L’eau froide enveloppe notre corps. Elle serre, elle sangle. En même temps les rayons brûlent. Sensation paradoxale. Ne pas rester très longtemps, juste quelques brasses dans la pureté exacte. Prendre soin de l’horizontalité parfaite de la surface, atténuer toute irisation. Entrer d’un coup. Et tandis que nous ne respirons plus pendant une minute, nous nous laissons porter. Le monde n’a plus de directions, tout au plus quelques régions plus claires que d’autres. Sortir de l’eau comme nous y étions entré, sans remous, comme si l’on voulait que les perles ruisselantes sur le dos construisent un long manteau qui s’en irait rejoindre l’immensité liquide, comme si l’on voulait donner l’impression que la surface sécrète notre corps, comme un précipité, et que nous émergions dans le monde comme une excroissance de l’eau, comme un premier enfant vomi par la mer avec le devoir de conquérir la terre, comme si nous étions nous-mêmes une gerbe d’écume projetée au loin.
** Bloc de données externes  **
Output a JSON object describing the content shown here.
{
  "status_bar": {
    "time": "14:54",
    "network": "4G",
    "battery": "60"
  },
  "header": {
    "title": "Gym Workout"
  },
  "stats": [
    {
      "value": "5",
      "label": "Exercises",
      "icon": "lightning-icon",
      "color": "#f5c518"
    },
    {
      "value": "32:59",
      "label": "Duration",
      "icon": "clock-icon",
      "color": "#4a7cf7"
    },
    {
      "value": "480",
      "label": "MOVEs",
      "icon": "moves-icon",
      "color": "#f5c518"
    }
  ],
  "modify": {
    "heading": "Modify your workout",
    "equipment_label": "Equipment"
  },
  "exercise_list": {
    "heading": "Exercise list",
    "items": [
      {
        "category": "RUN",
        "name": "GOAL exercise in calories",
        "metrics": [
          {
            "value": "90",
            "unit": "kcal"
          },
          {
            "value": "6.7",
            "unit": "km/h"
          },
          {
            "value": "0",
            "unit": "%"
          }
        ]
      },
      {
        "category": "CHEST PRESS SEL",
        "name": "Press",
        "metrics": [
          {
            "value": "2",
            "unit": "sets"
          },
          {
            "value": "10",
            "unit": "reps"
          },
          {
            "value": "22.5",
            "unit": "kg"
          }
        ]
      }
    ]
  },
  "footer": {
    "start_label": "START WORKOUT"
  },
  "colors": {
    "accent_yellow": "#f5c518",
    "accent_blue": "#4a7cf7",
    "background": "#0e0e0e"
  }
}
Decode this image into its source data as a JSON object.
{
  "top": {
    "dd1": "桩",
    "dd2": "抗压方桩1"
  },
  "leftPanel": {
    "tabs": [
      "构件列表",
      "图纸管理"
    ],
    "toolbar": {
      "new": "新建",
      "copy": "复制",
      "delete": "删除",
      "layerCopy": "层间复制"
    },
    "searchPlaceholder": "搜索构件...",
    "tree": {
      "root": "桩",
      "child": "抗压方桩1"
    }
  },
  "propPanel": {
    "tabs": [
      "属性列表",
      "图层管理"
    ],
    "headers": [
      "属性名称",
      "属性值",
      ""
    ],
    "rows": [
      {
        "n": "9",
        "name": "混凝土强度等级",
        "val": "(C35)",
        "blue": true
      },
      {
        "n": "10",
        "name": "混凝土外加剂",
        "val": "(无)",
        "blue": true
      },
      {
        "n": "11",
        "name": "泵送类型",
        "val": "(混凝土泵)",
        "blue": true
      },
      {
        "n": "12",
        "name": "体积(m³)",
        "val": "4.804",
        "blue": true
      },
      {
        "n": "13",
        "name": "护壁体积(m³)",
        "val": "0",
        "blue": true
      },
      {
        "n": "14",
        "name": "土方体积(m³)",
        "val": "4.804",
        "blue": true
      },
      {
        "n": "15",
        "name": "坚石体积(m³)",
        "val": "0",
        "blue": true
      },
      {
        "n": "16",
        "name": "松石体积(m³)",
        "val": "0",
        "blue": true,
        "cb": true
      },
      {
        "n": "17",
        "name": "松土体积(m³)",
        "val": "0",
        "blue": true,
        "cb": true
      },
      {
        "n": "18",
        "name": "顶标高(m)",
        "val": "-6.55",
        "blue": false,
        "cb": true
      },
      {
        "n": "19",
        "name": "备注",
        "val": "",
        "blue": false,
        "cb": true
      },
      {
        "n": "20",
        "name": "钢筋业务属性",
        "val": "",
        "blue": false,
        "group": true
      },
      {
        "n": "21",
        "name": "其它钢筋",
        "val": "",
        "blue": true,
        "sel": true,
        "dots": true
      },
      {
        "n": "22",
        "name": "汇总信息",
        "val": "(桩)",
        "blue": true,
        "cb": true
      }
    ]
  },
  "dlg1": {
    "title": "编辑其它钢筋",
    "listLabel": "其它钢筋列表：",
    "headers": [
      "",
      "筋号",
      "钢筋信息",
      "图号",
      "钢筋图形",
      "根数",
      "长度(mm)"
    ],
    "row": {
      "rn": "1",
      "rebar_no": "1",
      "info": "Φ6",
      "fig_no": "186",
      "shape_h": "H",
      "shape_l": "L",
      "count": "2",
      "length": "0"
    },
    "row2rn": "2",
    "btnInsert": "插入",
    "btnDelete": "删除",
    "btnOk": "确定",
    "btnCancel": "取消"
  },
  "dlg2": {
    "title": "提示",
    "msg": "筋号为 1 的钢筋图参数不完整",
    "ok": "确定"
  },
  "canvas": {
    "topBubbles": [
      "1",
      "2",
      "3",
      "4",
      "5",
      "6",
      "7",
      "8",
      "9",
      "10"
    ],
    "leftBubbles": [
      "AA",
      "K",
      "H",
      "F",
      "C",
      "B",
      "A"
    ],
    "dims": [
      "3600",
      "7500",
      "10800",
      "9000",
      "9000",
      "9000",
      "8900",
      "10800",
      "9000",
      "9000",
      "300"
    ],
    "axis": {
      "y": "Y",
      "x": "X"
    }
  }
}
Une langue d’eau relie encore notre corps émergé et la surface, cette enveloppe devient une immense traîne transparente et fragile, puis s’amincit chaque seconde jusqu’à finalement, fatalement, rompre, rejoignant alors la surface qui se creuse un instant, puis, ayant accueilli la goutte, se soulève en ce point précis, comme pour la renvoyer à nouveau vers le ciel, mais elle rejoint vite sa place et l’équilibre se rétablit. Nous conservons sur notre peau un peu de cette matière qui lentement s’égoutte.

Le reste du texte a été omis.